If, on the other hand, you really want to understand the underlying mechanisms of imagery, then Tye's conclusions should be treated with great caution. He is masterly in argument and exposition, but less than reliable as to facts. Surprisingly, this is even true when he confines himself to facts of philosophy. In chapter one Tye trots quickly through the relevant views of some of the historically more important philosophers (Aristotle, Descartes, Hobbes, Locke, Berkeley, Hume, Kant) and asserts that they all believed introspection tells us that mental images are like pictures. Now it is perfectly true that virtually every pre-twentieth century theorist who considered the matter thought of images as picture-like, but I know of no reason (certainly Tye presents none) to think that they held this view on introspective grounds, and there are excellent reasons to think otherwise. Even Hume, who had less compunction than most philosophers in using introspectively based arguments, did not here do so. What is more, as Tye goes on to show, introspection actually provides no grounds whatsoever to support the picture theory. It tells us that we sometimes have quasi- perceptual experiences, but nothing about the mechanisms which subserve them. I hardly think all the great thinkers of the past would have failed to notice this. It seems almost certain that they thought that imagery involves something picture-like because they held an, often implicit, theory that vision essentially consists in something picture-like entering or being imprinted upon the eye (hence "impression"). This theory, which goes back to the pre-Socratics, was confirmed in the minds of Descartes and his successors by the discovery of the retinal image.
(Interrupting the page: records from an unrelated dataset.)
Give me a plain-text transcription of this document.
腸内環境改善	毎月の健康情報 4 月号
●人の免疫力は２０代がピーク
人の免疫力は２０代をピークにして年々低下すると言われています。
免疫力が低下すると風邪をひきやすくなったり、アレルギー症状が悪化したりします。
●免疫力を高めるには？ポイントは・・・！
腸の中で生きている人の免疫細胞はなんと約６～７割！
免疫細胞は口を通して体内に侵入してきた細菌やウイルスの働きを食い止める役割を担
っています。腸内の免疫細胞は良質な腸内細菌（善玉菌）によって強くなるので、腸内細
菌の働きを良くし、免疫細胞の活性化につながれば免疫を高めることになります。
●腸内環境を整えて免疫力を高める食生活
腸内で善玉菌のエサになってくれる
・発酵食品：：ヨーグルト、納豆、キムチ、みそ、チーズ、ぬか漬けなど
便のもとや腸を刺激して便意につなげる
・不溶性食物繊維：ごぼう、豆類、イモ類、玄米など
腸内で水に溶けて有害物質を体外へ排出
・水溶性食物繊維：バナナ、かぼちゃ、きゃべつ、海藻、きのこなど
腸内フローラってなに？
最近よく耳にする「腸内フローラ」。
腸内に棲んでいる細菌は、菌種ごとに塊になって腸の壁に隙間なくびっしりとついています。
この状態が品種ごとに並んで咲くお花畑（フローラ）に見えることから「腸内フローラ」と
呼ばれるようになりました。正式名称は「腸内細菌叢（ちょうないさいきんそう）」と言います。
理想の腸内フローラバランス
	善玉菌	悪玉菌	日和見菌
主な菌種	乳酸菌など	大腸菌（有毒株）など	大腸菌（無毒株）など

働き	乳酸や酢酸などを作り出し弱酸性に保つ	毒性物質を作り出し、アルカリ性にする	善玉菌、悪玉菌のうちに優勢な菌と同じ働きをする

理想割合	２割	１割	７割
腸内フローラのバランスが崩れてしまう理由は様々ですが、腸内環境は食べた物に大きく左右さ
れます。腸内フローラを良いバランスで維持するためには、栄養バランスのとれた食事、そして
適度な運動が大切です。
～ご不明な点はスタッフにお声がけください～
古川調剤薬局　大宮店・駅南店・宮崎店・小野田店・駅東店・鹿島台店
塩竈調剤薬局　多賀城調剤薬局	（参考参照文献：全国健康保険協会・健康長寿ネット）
Tye is rather more reliable when it comes to considering the widespread rejection of the picture theory from the early twentieth century (although his reading of J. B. Watson is implausible - cf. Thomas, 1989), and he critiques the general philosophical arguments which were made against pictorialism. In particular, the claim that images can have a particular sort of vagueness or non-specificity impossible for pictures receives a whole chapter's consideration. Although forms of this argument have been influential, I had thought it long dead and buried at the hands of such as Hannay, Fodor and Block. Tye digs it up again and, with great ceremony, drives a stake firmly through its heart.
Tye's historical inaccuracy is merely symptomatic. It does not affect the rest of his argument. However, when he comes to contemporary psychological positions, what he gets wrong or, more often, leaves out, is more consequential. The work of Shepard, Paivio, Finke, Anderson, Neisser, Palmer, Marks, to mention but a few of the more important imagery theorists from within cognitive psychology, is given short shrift, if it is mentioned at all. Coverage of the relevant empirical literature is even more selective.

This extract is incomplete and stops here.